Pandemia i zarwane przez nią łańcuchy dostaw oraz potrzeba ochrony klimatu mogą przyspieszyć trend na cyrkularne prezenty, czyli podarunki z tzw. drugiej ręki - powiedziała Agata Rudnicka z Wydziału Zarządzania UŁ.
Według Agaty Rudnickiej z Wydziału Zarządzania Uniwersytetu Łódzkiego coroczne przygotowania do Bożego Narodzenia nieodłącznie wiążą się z zakupami prezentów. - Prawie połowa Polaków skorzysta z zakupów online oraz będzie szukała świątecznych inspiracji w Internecie, jak pokazują najnowsze wyniki badań. O ile sam rodzaj prezentów, którymi chcemy obdarowywać najbliższych nie zmienił się, to obecne wyzwania, związane zarówno z trwającą pandemią COVID-19, oraz coraz mocniej przebijającą się do świadomości społecznej skalą problemów środowiskowych, każą zastanowić się nad tym, na ile jesteśmy gotowi na zmianę świątecznych zwyczajów zakupowych - wskazała.

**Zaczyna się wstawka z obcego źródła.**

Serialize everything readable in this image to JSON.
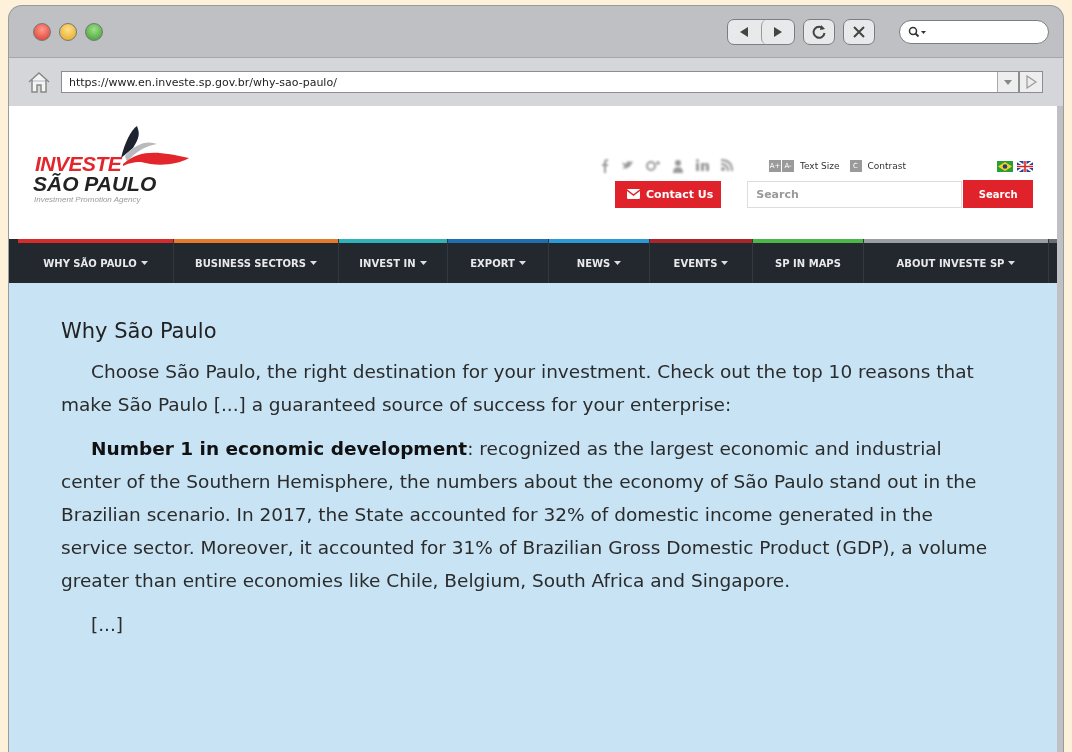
{
  "browser": {
    "url": "https://www.en.investe.sp.gov.br/why-sao-paulo/"
  },
  "header": {
    "logo": {
      "name": "INVESTE",
      "region": "SÃO PAULO",
      "tagline": "Investment Promotion Agency"
    },
    "accessibility": [
      {
        "label": "A+",
        "kind": "key"
      },
      {
        "label": "A-",
        "kind": "key"
      },
      {
        "label": "Text Size",
        "kind": "caption"
      },
      {
        "label": "C",
        "kind": "key"
      },
      {
        "label": "Contrast",
        "kind": "caption"
      }
    ],
    "contact_button": "Contact Us",
    "search": {
      "placeholder": "Search",
      "button": "Search"
    }
  },
  "nav": [
    {
      "label": "WHY SÃO PAULO",
      "has_menu": true,
      "color": "#d52b2b"
    },
    {
      "label": "BUSINESS SECTORS",
      "has_menu": true,
      "color": "#e67a2a"
    },
    {
      "label": "INVEST IN",
      "has_menu": true,
      "color": "#2fb3b8"
    },
    {
      "label": "EXPORT",
      "has_menu": true,
      "color": "#1f6fb0"
    },
    {
      "label": "NEWS",
      "has_menu": true,
      "color": "#2a9ad6"
    },
    {
      "label": "EVENTS",
      "has_menu": true,
      "color": "#a8262b"
    },
    {
      "label": "SP IN MAPS",
      "has_menu": false,
      "color": "#4cb748"
    },
    {
      "label": "ABOUT INVESTE SP",
      "has_menu": true,
      "color": "#9a9da2"
    }
  ],
  "article": {
    "title": "Why São Paulo",
    "paragraphs": [
      "Choose São Paulo, the right destination for your investment. Check out the top 10 reasons that make São Paulo [...] a guaranteed source of success for your enterprise:",
      "**Number 1 in economic development**: recognized as the largest economic and industrial center of the Southern Hemisphere, the numbers about the economy of São Paulo stand out in the Brazilian scenario. In 2017, the State accounted for 32% of domestic income generated in the service sector. Moreover, it accounted for 31% of Brazilian Gross Domestic Product (GDP), a volume greater than entire economies like Chile, Belgium, South Africa and Singapore.",
      "[...]"
    ]
  }
}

Jej zdaniem pandemia COVID-19 mocno odbiła się na łańcuchach dostaw. - Wyzwania związane funkcjonowaniem łańcuchów wywołały debatę o ryzyku, jakie niesie globalność procesów logistycznych. Przerwanie ciągłości spowodowane pandemią uzmysłowiło wielu menedżerom konieczność zwrócenia większej uwagi i tam, gdzie to możliwe, projektowania łańcuchów opartych o zasoby lokalne. Lokalność w większym stopniu dotyczy działań oraz decyzji na poziomie biznesowym, ale skutkuje większą przejrzystością, elastycznością i responsywnością, co ma znaczenie dla samych konsumentów - oceniła.
Według Rudnickiej konsekwencją przerwanych w pandemii łańcuchów dostaw może być przyspieszenie rozwoju rynku towarów z tzw. drugiej ręki. - Gospodarka obiegu zamkniętego (cyrkularna) to jedna z odpowiedzi na rosnące problemy środowiskowe, w tym na wyczerpywanie się zasobów naturalnych. Stworzenie rynku dla surowców wtórnych daje możliwość rekonstrukcji łańcuchów dostaw i wsparcie gospodarki w surowce, których na rynku brakuje i ciągłość ich dostaw jest zagrożona - wskazała.
Jak dodała, na poziomie biznesowym będzie to dotyczyło nie tylko runku dóbr przemysłowych, ale i konsumpcyjnych, z nowymi miejscami kupna towarów krążących w drugim obiegu. - Z perspektywy konsumenta cyrkularność może mieć różne wymiary - zaznaczyła. Wyjaśniła, że już teraz część osób decyduje się na kupno używanych ubrań, książek, gier itp. Jeśli trend się utrzyma, już niedługo cyrkularne prezenty będą jedną z propozycji obok nowo zakupionych dóbr. - Pytanie, czy konsumenci, a może bardziej obdarowani, zaakceptują takie rozwiązanie - wskazała
Jak podkreśliła ekspertka, krajobraz zakupów, nie tylko świątecznych, zmienia się na naszych oczach. Wielokanałowość miejsc sprzedaży oraz rosnąca oferta z jednej strony, ale i trendy pokazujące, że nie powinniśmy ignorować wyzwań środowiskowych - które rzutują również na łańcuch dostaw - powodują, że podejście do zakupów może być jeszcze bardziej złożone. - Wydaje się, że cyrkularność i lokalność, które przebijają się do debaty nie będą tylko chwilową odpowiedzią na problemy, ale znakiem czasu, który będzie jednym z wymiarów rutyny zakupowej - zaznaczyła.
Dodała, że W Polsce mimo iż nadal, jak wskazują wyniki badań, więcej osób zdecyduje się na zakupy stacjonarne, nie przeszkadza to w poszukiwaniu inspiracji w Internecie. Otwiera to możliwość dla przedsiębiorstw, które mają unikalną ofertę, w tym małych wytwórców oraz organizacji społecznych, co umożliwia nabywcom łączenie wydatków z otrzymaniem dodatkowej wartości. - Obecność w przestrzeni wirtualnej artystów i wytwórców lokalnych, o których możemy jako konsumenci się dowiedzieć i zapoznać z ich ofertą sprawia, że odbiorcy mogą znaleźć niepowtarzalny i oryginalny podarunek, który poza wartością emocjonalna, będzie miał też wymiar społeczny - oceniła.